Маститый критик украдкой взглянул на часы и, види­мо, решив, что разговор уже затянулся, произнес:

— Что ж, если господину поэту так важно, я это при­знаю.

— Наконец-то! Вот это другой разговор! — улыбнулся Y (при этом мне показалось, будто в улыбке его мелькну­ло нечто дьявольское) и действительно совершенно нео­жиданно прибавил: — Впрочем, вот что: я отрекаюсь от смысла этих стихов и готов принести их господину кри­тику, переписав красивым, разборчивым почерком с па­раллельной транскрипцией. Пусть он составит о них свое суждение, не принимая во внимание их смысл.

— Непременно, непременно... — растерянно забормотал

маститый критик. — Разумеется, хотя... Зачем все же господину поэту нужно отрекаться от их смысла? Только вдумайтесь: ведь если господин поэт откажется от своего намерения, путь к славе будет для него намного легче, ибо тогда он будет иметь дело лишь с одним человеком, спо­собным судить о его гении, оценить и восславить его, — с самим собой. Поверьте, лучше иметь дело с одним, чем со многими. Поверьте мне... Господин поэт может не сомне­ваться: если ему удастся утвердиться в мысли, что он ве­ликий поэт, чего я ему и желаю, его слава будет столь же громкой и заслуженной, как у самого Шекспира. Госпо­дина поэта возвеличили бы все те, кто поймут его поэти­ческий язык. И пусть волею судеб таковым оказался бы всего один-единственный человек, неважно: суть славы не в том, сколько ее, а в том, какова она...

Тон маститого критика был изысканно шутлив, но чув­ствовалось, что его прошибал холодный пот.

— Я, пожалуй, уступлю доводам господина критика, — проронил наконец Y (и вновь я заметил ухмылку на его губах). — Так господин критик подтверждает, что по пер­вому пункту он полностью со мной согласен?

— Ну да же, да, полностью, черт побери! — Масти­тый критик посмотрел на часы, теперь уже открыто, поднялся и произнес: — Весьма сожалею, но по долгу службы вынужден откланяться: меня ждут в другом месте. Чтобы покончить с делом, которое привело ко мне уважаемых господ, скажу, что в продолжение на­шей беседы мы выявили следующее: единственный пол­номочный судия означенных стихотворений есть сам их автор, господин Y, каковому я от души желаю мирно наслаждаться славой, неоспоримой и не затуманенной чьей-либо завистью или злым умыслом.
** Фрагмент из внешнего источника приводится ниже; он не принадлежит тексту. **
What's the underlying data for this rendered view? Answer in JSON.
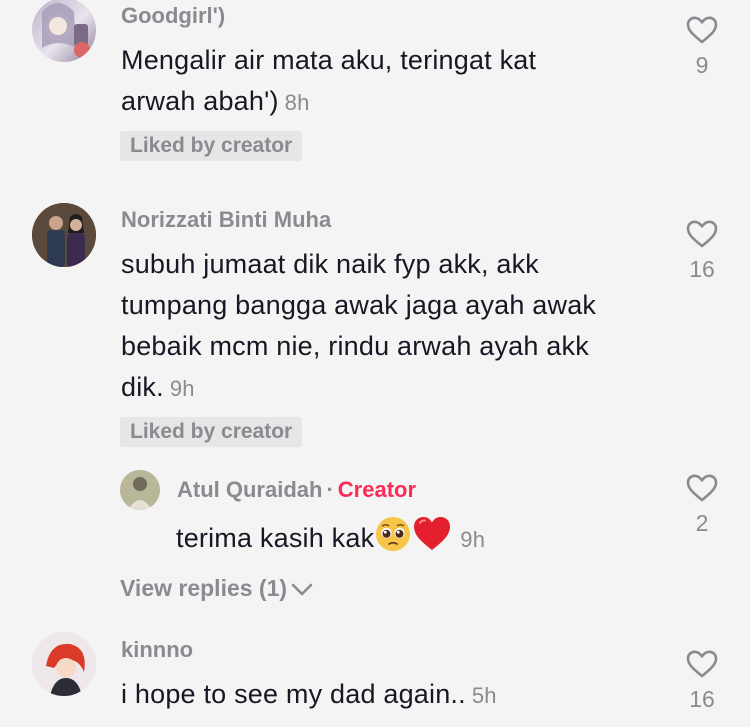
{
  "comments": [
    {
      "username": "Goodgirl')",
      "text": "Mengalir air mata aku, teringat kat arwah abah')",
      "time": "8h",
      "liked_label": "Liked by creator",
      "like_count": "9"
    },
    {
      "username": "Norizzati Binti Muha",
      "text": "subuh jumaat dik naik fyp akk, akk tumpang bangga awak jaga ayah awak bebaik mcm nie, rindu arwah ayah akk dik.",
      "time": "9h",
      "liked_label": "Liked by creator",
      "like_count": "16",
      "reply": {
        "username": "Atul Quraidah",
        "separator": "·",
        "creator_label": "Creator",
        "text": "terima kasih kak",
        "time": "9h",
        "like_count": "2"
      },
      "view_replies": "View replies (1)"
    },
    {
      "username": "kinnno",
      "text": "i hope to see my dad again..",
      "time": "5h",
      "like_count": "16"
    }
  ],
  "icons": {
    "like": "heart-outline-icon",
    "expand": "chevron-down-icon",
    "emoji_1": "pleading-face-emoji",
    "emoji_2": "red-heart-emoji"
  },
  "colors": {
    "creator": "#fe2c55",
    "muted": "#8a8b91",
    "text": "#161823",
    "background": "#f5f4f4"
  }
}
Видя, что опасность позади, маститый критик снова обрел прежнюю уверенность. Провожая нас до двери, он дружески похлопывал нас по плечам.

— Все же господин критик позволит мне время от вре­мени заходить к нему? — спросил Y.

— Да, да, конечно. Как только появится желание...

Меня не вполне устраивал такой исход дела. Задержав­шись на пороге, я начал было:

— Но искусство...

— Искусство? — мягко перебил маститый критик, начи­ная терять терпение. — Что есть искусство, всем известно

 

***

 

Продолжение этой истории слишком печально, чтобы рассказывать его подробно. Читателю достаточно будет знать, что после этого визита у моего друга Y слегка по­мутился рассудок. Прошло много времени, но он настой­чиво продолжает обивать пороги редакций. Повсюду он предлагает странные стихи без начала и конца и настаи­вает на их публикации, а заодно и на выплате гонорара. Его везде уже знают и без особых церемоний выставляют за дверь.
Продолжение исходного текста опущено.